Une nouvelle vie au Japon
Abandonné très tôt par ses parents, Lafcadio Hearn est élevé au Pays de Galles par une tante. Devenu borgne à l'adolescence suite à un accident, Hearn est rapidement livré à lui-même. En 1869, il arrive seul aux Etats-Unis, où, après de nombreux petits boulots, il devient reporter à Cincinnati dans l'Ohio. Après s'être installé à la Nouvelle Orléans puis en Martinique, il embarque pour le Japon à l'âge de 39 ans. À son arrivée à Yokohama le 4 avril 1890, Hearn éprouve un coup de foudre pour l'archipel qu'il exprime en ces mots :
"...la ville toute entière, la baie et les montagnes qui la ceinturent, l'ensorcellement blanc du Fujiyama, surplombant le tout dans un ciel sans nuages, le Japon, tout entier, en vérité, avec ses arbres magiques et son atmosphère lumineuse, avec toutes ses îles, ses villes, ses temples, et ses quarante millions d'êtres les plus aimable de l’univers" (Pélerinages japonais, 1894).
Adorateur quelque peu nostalgique du Japon ancien, il s'attache, dans son œuvre prolifique et ses rencontres, à sonder l'âme japonaise qu'il perçoit subtile et empreinte de spiritualité.
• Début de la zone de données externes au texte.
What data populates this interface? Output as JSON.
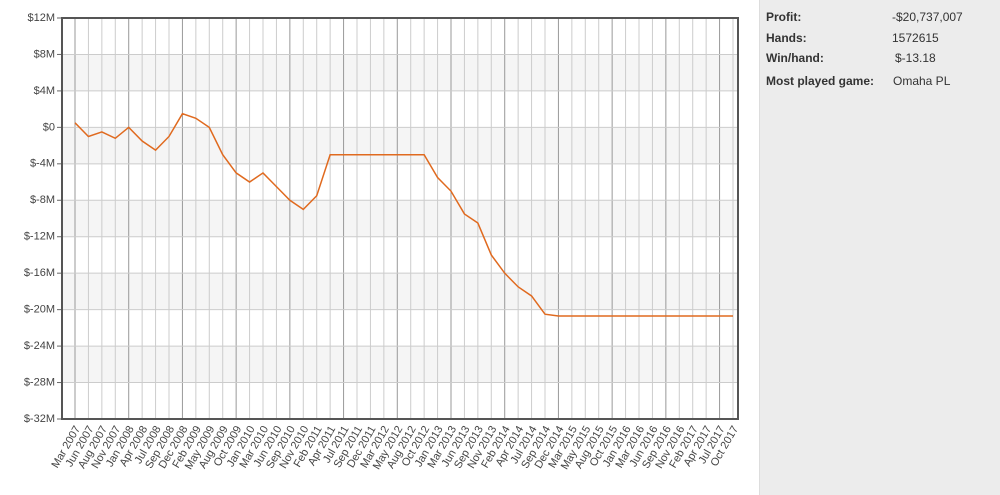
{
  "chart_data": {
    "type": "line",
    "categories": [
      "Mar 2007",
      "Jun 2007",
      "Aug 2007",
      "Nov 2007",
      "Jan 2008",
      "Apr 2008",
      "Jul 2008",
      "Sep 2008",
      "Dec 2008",
      "Feb 2009",
      "May 2009",
      "Aug 2009",
      "Oct 2009",
      "Jan 2010",
      "Mar 2010",
      "Jun 2010",
      "Sep 2010",
      "Nov 2010",
      "Feb 2011",
      "Apr 2011",
      "Jul 2011",
      "Sep 2011",
      "Dec 2011",
      "Mar 2012",
      "May 2012",
      "Aug 2012",
      "Oct 2012",
      "Jan 2013",
      "Mar 2013",
      "Jun 2013",
      "Sep 2013",
      "Nov 2013",
      "Feb 2014",
      "Apr 2014",
      "Jul 2014",
      "Sep 2014",
      "Dec 2014",
      "Mar 2015",
      "May 2015",
      "Aug 2015",
      "Oct 2015",
      "Jan 2016",
      "Mar 2016",
      "Jun 2016",
      "Sep 2016",
      "Nov 2016",
      "Feb 2017",
      "Apr 2017",
      "Jul 2017",
      "Oct 2017"
    ],
    "series": [
      {
        "color": "#e06a1f",
        "values": [
          0.5,
          -1,
          -0.5,
          -1.2,
          0,
          -1.5,
          -2.5,
          -1,
          1.5,
          1,
          0,
          -3,
          -5,
          -6,
          -5,
          -6.5,
          -8,
          -9,
          -7.5,
          -3,
          -3,
          -3,
          -3,
          -3,
          -3,
          -3,
          -3,
          -5.5,
          -7,
          -9.5,
          -10.5,
          -14,
          -16,
          -17.5,
          -18.5,
          -20.5,
          -20.7,
          -20.7,
          -20.7,
          -20.7,
          -20.7,
          -20.7,
          -20.7,
          -20.7,
          -20.7,
          -20.7,
          -20.7,
          -20.7,
          -20.7,
          -20.7
        ]
      }
    ],
    "ylim": [
      -32,
      12
    ],
    "yticks": [
      {
        "value": 12,
        "label": "$12M"
      },
      {
        "value": 8,
        "label": "$8M"
      },
      {
        "value": 4,
        "label": "$4M"
      },
      {
        "value": 0,
        "label": "$0"
      },
      {
        "value": -4,
        "label": "$-4M"
      },
      {
        "value": -8,
        "label": "$-8M"
      },
      {
        "value": -12,
        "label": "$-12M"
      },
      {
        "value": -16,
        "label": "$-16M"
      },
      {
        "value": -20,
        "label": "$-20M"
      },
      {
        "value": -24,
        "label": "$-24M"
      },
      {
        "value": -28,
        "label": "$-28M"
      },
      {
        "value": -32,
        "label": "$-32M"
      }
    ],
    "grid": true
  },
  "stats": {
    "rows": [
      [
        "Profit:",
        "-$20,737,007"
      ],
      [
        "Hands:",
        "1572615"
      ],
      [
        "Win/hand:",
        "$-13.18"
      ],
      [
        "Most played game:",
        "Omaha PL"
      ]
    ]
  }
}
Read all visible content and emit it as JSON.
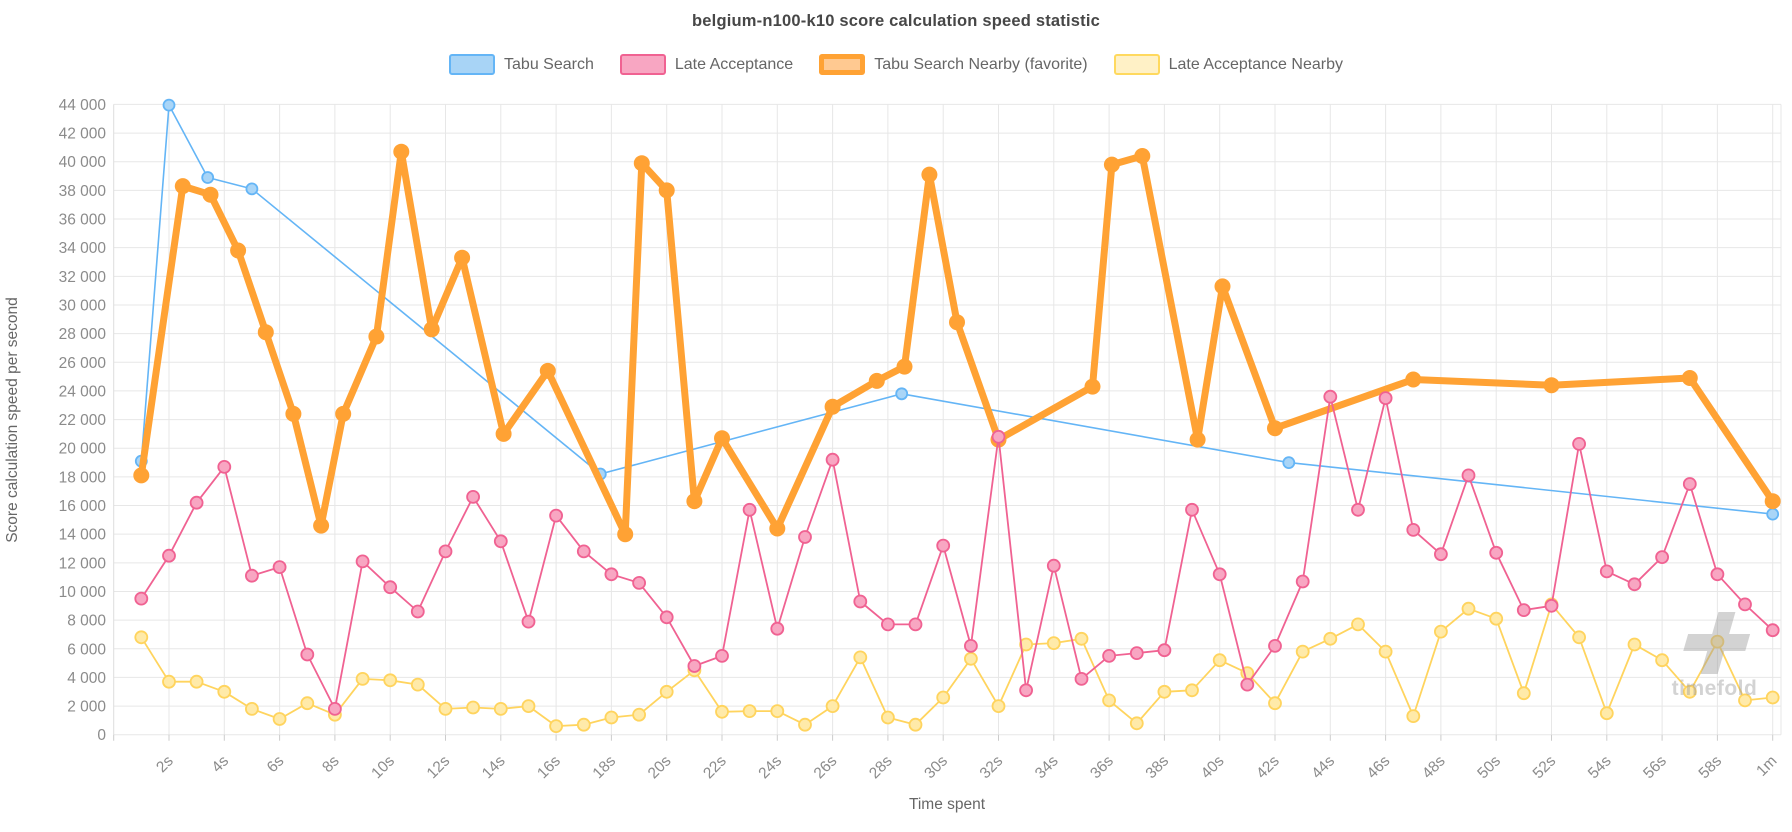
{
  "title": "belgium-n100-k10 score calculation speed statistic",
  "watermark": {
    "text": "timefold",
    "logo_icon": "timefold-plus-logo",
    "color": "#9e9e9e"
  },
  "chart_data": {
    "type": "line",
    "title": "belgium-n100-k10 score calculation speed statistic",
    "xlabel": "Time spent",
    "ylabel": "Score calculation speed per second",
    "ylim": [
      0,
      44000
    ],
    "ytick_step": 2000,
    "grid": true,
    "legend_position": "top",
    "y_tick_labels": [
      "0",
      "2 000",
      "4 000",
      "6 000",
      "8 000",
      "10 000",
      "12 000",
      "14 000",
      "16 000",
      "18 000",
      "20 000",
      "22 000",
      "24 000",
      "26 000",
      "28 000",
      "30 000",
      "32 000",
      "34 000",
      "36 000",
      "38 000",
      "40 000",
      "42 000",
      "44 000"
    ],
    "x_ticks": [
      {
        "t": 2,
        "label": "2s"
      },
      {
        "t": 4,
        "label": "4s"
      },
      {
        "t": 6,
        "label": "6s"
      },
      {
        "t": 8,
        "label": "8s"
      },
      {
        "t": 10,
        "label": "10s"
      },
      {
        "t": 12,
        "label": "12s"
      },
      {
        "t": 14,
        "label": "14s"
      },
      {
        "t": 16,
        "label": "16s"
      },
      {
        "t": 18,
        "label": "18s"
      },
      {
        "t": 20,
        "label": "20s"
      },
      {
        "t": 22,
        "label": "22s"
      },
      {
        "t": 24,
        "label": "24s"
      },
      {
        "t": 26,
        "label": "26s"
      },
      {
        "t": 28,
        "label": "28s"
      },
      {
        "t": 30,
        "label": "30s"
      },
      {
        "t": 32,
        "label": "32s"
      },
      {
        "t": 34,
        "label": "34s"
      },
      {
        "t": 36,
        "label": "36s"
      },
      {
        "t": 38,
        "label": "38s"
      },
      {
        "t": 40,
        "label": "40s"
      },
      {
        "t": 42,
        "label": "42s"
      },
      {
        "t": 44,
        "label": "44s"
      },
      {
        "t": 46,
        "label": "46s"
      },
      {
        "t": 48,
        "label": "48s"
      },
      {
        "t": 50,
        "label": "50s"
      },
      {
        "t": 52,
        "label": "52s"
      },
      {
        "t": 54,
        "label": "54s"
      },
      {
        "t": 56,
        "label": "56s"
      },
      {
        "t": 58,
        "label": "58s"
      },
      {
        "t": 60,
        "label": "1m"
      }
    ],
    "series": [
      {
        "name": "Tabu Search",
        "color": "#64b5f6",
        "marker_fill": "#a9d5f7",
        "line_width": 1.6,
        "marker_radius": 5.5,
        "favorite": false,
        "points": [
          [
            1,
            19100
          ],
          [
            2,
            43950
          ],
          [
            3.4,
            38900
          ],
          [
            5,
            38100
          ],
          [
            17.6,
            18200
          ],
          [
            28.5,
            23800
          ],
          [
            42.5,
            19000
          ],
          [
            60,
            15400
          ]
        ]
      },
      {
        "name": "Late Acceptance",
        "color": "#f06292",
        "marker_fill": "#f8a6c2",
        "line_width": 1.8,
        "marker_radius": 6,
        "favorite": false,
        "points": [
          [
            1,
            9500
          ],
          [
            2,
            12500
          ],
          [
            3,
            16200
          ],
          [
            4,
            18700
          ],
          [
            5,
            11100
          ],
          [
            6,
            11700
          ],
          [
            7,
            5600
          ],
          [
            8,
            1800
          ],
          [
            9,
            12100
          ],
          [
            10,
            10300
          ],
          [
            11,
            8600
          ],
          [
            12,
            12800
          ],
          [
            13,
            16600
          ],
          [
            14,
            13500
          ],
          [
            15,
            7900
          ],
          [
            16,
            15300
          ],
          [
            17,
            12800
          ],
          [
            18,
            11200
          ],
          [
            19,
            10600
          ],
          [
            20,
            8200
          ],
          [
            21,
            4800
          ],
          [
            22,
            5500
          ],
          [
            23,
            15700
          ],
          [
            24,
            7400
          ],
          [
            25,
            13800
          ],
          [
            26,
            19200
          ],
          [
            27,
            9300
          ],
          [
            28,
            7700
          ],
          [
            29,
            7700
          ],
          [
            30,
            13200
          ],
          [
            31,
            6200
          ],
          [
            32,
            20800
          ],
          [
            33,
            3100
          ],
          [
            34,
            11800
          ],
          [
            35,
            3900
          ],
          [
            36,
            5500
          ],
          [
            37,
            5700
          ],
          [
            38,
            5900
          ],
          [
            39,
            15700
          ],
          [
            40,
            11200
          ],
          [
            41,
            3500
          ],
          [
            42,
            6200
          ],
          [
            43,
            10700
          ],
          [
            44,
            23600
          ],
          [
            45,
            15700
          ],
          [
            46,
            23500
          ],
          [
            47,
            14300
          ],
          [
            48,
            12600
          ],
          [
            49,
            18100
          ],
          [
            50,
            12700
          ],
          [
            51,
            8700
          ],
          [
            52,
            9000
          ],
          [
            53,
            20300
          ],
          [
            54,
            11400
          ],
          [
            55,
            10500
          ],
          [
            56,
            12400
          ],
          [
            57,
            17500
          ],
          [
            58,
            11200
          ],
          [
            59,
            9100
          ],
          [
            60,
            7300
          ]
        ]
      },
      {
        "name": "Tabu Search Nearby (favorite)",
        "color": "#ffa234",
        "marker_fill": "#ffa234",
        "line_width": 7,
        "marker_radius": 8,
        "favorite": true,
        "points": [
          [
            1,
            18100
          ],
          [
            2.5,
            38300
          ],
          [
            3.5,
            37700
          ],
          [
            4.5,
            33800
          ],
          [
            5.5,
            28100
          ],
          [
            6.5,
            22400
          ],
          [
            7.5,
            14600
          ],
          [
            8.3,
            22400
          ],
          [
            9.5,
            27800
          ],
          [
            10.4,
            40700
          ],
          [
            11.5,
            28300
          ],
          [
            12.6,
            33300
          ],
          [
            14.1,
            21000
          ],
          [
            15.7,
            25400
          ],
          [
            18.5,
            14000
          ],
          [
            19.1,
            39900
          ],
          [
            20,
            38000
          ],
          [
            21,
            16300
          ],
          [
            22,
            20700
          ],
          [
            24,
            14400
          ],
          [
            26,
            22900
          ],
          [
            27.6,
            24700
          ],
          [
            28.6,
            25700
          ],
          [
            29.5,
            39100
          ],
          [
            30.5,
            28800
          ],
          [
            32,
            20600
          ],
          [
            35.4,
            24300
          ],
          [
            36.1,
            39800
          ],
          [
            37.2,
            40400
          ],
          [
            39.2,
            20600
          ],
          [
            40.1,
            31300
          ],
          [
            42,
            21400
          ],
          [
            47,
            24800
          ],
          [
            52,
            24400
          ],
          [
            57,
            24900
          ],
          [
            60,
            16300
          ]
        ]
      },
      {
        "name": "Late Acceptance Nearby",
        "color": "#ffd45e",
        "marker_fill": "#ffeaa9",
        "line_width": 1.8,
        "marker_radius": 6,
        "favorite": false,
        "points": [
          [
            1,
            6800
          ],
          [
            2,
            3700
          ],
          [
            3,
            3700
          ],
          [
            4,
            3000
          ],
          [
            5,
            1800
          ],
          [
            6,
            1100
          ],
          [
            7,
            2200
          ],
          [
            8,
            1400
          ],
          [
            9,
            3900
          ],
          [
            10,
            3800
          ],
          [
            11,
            3500
          ],
          [
            12,
            1800
          ],
          [
            13,
            1900
          ],
          [
            14,
            1800
          ],
          [
            15,
            2000
          ],
          [
            16,
            600
          ],
          [
            17,
            700
          ],
          [
            18,
            1200
          ],
          [
            19,
            1400
          ],
          [
            20,
            3000
          ],
          [
            21,
            4500
          ],
          [
            22,
            1600
          ],
          [
            23,
            1650
          ],
          [
            24,
            1650
          ],
          [
            25,
            700
          ],
          [
            26,
            2000
          ],
          [
            27,
            5400
          ],
          [
            28,
            1200
          ],
          [
            29,
            700
          ],
          [
            30,
            2600
          ],
          [
            31,
            5300
          ],
          [
            32,
            2000
          ],
          [
            33,
            6300
          ],
          [
            34,
            6400
          ],
          [
            35,
            6700
          ],
          [
            36,
            2400
          ],
          [
            37,
            800
          ],
          [
            38,
            3000
          ],
          [
            39,
            3100
          ],
          [
            40,
            5200
          ],
          [
            41,
            4300
          ],
          [
            42,
            2200
          ],
          [
            43,
            5800
          ],
          [
            44,
            6700
          ],
          [
            45,
            7700
          ],
          [
            46,
            5800
          ],
          [
            47,
            1300
          ],
          [
            48,
            7200
          ],
          [
            49,
            8800
          ],
          [
            50,
            8100
          ],
          [
            51,
            2900
          ],
          [
            52,
            9100
          ],
          [
            53,
            6800
          ],
          [
            54,
            1500
          ],
          [
            55,
            6300
          ],
          [
            56,
            5200
          ],
          [
            57,
            3000
          ],
          [
            58,
            6500
          ],
          [
            59,
            2400
          ],
          [
            60,
            2600
          ]
        ]
      }
    ]
  }
}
Il recueille des histoires de fantômes du folklore japonais, publiées peu de temps avant sa mort en 1904 dans son livre "Kwaidan ou Histoires et études de choses étranges". Le réalisateur Masaki Kobayashi adapte quatre de ces contes surnaturels dans un film fantastique du même nom sorti en 1964 ; frissons garantis !
Séjour à Matsue
Il est engagé très rapidement comme enseignant à Matsue (département de Shimane, dans l'ouest de Honshu) où il rencontre son épouse, Koizumi Setsu. Malgré un séjour assez court de quinze mois dans la cité, Matsue regorge de lieux rappelant l'écrivain. Située au nord du château, sa résidence, ancienne maison de samouraïs au joli jardin japonais traditionnel, conserve son bureau où il commence à écrire "Kwaidan" et "Pèlerinages japonais".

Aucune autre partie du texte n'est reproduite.